Try, fail, learn, adjust. Repeat.
Increasing Passion
The mindset we often have: “We want to reach people for Christ.” Not bad, but let’s change it with increasing passion.
How about:
Rather than saying we “want” to reach people for Christ, we “have to” to reach people for Christ. Paul didn’t say he wanted to preach the gospel. He HAD to preach the gospel. It is important to make this distinction—we don’t just want to do things, we are compelled to do them.
If you believe that people are headed to a very real fate in a place called Hell unless they come to Jesus, then you have to reach them.
Forget the term “church growth.” I don’t care about “church growth.” What we’re talking about is populating the kingdom of God.
If you want to reach people you have to be willing to break the rules of man.
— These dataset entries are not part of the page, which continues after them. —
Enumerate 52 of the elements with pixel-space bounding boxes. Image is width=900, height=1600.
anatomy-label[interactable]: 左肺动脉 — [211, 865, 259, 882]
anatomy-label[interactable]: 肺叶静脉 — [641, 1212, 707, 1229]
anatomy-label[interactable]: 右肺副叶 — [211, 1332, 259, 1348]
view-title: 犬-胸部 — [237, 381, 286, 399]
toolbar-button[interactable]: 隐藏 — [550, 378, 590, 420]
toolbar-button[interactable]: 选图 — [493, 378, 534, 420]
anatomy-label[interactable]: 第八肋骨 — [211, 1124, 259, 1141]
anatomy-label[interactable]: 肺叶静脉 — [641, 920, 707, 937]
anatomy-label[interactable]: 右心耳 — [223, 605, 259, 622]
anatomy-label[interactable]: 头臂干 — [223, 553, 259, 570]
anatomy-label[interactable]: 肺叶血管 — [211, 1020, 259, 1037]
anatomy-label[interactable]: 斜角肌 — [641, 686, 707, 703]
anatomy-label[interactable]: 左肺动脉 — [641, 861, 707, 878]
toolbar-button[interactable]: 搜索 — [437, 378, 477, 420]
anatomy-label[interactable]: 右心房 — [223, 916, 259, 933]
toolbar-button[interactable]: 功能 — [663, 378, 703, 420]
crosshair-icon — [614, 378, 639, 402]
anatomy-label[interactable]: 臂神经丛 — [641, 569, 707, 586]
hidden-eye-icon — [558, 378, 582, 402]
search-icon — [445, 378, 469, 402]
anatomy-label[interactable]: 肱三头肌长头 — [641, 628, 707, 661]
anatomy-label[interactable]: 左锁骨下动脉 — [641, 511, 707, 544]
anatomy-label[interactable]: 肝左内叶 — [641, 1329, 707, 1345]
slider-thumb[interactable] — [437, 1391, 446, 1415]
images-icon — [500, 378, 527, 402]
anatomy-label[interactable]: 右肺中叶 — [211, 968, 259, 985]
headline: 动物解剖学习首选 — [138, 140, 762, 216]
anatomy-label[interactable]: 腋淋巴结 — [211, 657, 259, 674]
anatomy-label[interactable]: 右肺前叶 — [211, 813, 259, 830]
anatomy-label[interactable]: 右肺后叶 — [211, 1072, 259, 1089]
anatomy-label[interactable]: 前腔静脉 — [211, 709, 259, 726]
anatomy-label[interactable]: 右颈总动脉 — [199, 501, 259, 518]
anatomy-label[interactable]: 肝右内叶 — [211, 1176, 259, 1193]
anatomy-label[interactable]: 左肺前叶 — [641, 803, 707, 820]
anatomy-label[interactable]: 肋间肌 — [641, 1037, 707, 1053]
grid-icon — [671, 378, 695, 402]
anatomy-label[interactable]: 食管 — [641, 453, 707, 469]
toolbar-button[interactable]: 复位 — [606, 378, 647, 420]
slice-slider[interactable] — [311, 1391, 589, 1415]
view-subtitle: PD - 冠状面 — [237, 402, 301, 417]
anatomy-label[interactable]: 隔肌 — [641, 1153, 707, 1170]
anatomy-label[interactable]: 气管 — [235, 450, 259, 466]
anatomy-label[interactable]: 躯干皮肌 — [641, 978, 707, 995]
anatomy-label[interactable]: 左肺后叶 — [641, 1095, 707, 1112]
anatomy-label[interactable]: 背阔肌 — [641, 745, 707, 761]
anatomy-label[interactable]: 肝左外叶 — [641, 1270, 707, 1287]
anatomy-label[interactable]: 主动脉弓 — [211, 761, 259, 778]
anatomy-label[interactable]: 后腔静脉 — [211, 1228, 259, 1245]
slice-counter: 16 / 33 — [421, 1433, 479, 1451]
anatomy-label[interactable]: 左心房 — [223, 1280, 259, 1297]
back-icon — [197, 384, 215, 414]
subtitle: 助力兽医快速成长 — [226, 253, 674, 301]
You have to care about reaching lost people more than you care about pleasing church people.
- In the 1500s, Martin Luther had to get the word of God out to the common people. So he went bangig on the Wittenberg door with a hammer in nail. He broke the rules.
- John Wesley had to get people who would never enter a church to hear the gospel. So we went outside. He preached open-air, sometimes on his father’s grave, for over 50 years.
- Rick Warren saw that churches and denominations were drawing lines and no longer working together. He had to change this, so he started sermon campaigns so that multiple churches could go through God’s Word together.
- Mark Driscoll wanted lost people to get saved, so he planted a church in the single most liberal city in America. He has been planting churches all across the city and training future church leaders.
Sometimes the closest thing to the heart of God is the most offensive thing to the Pharisee. We need to care more about God’s people than we do about the approval from church people. Innovation happens when you care more about reaching people than you do about the approval of men.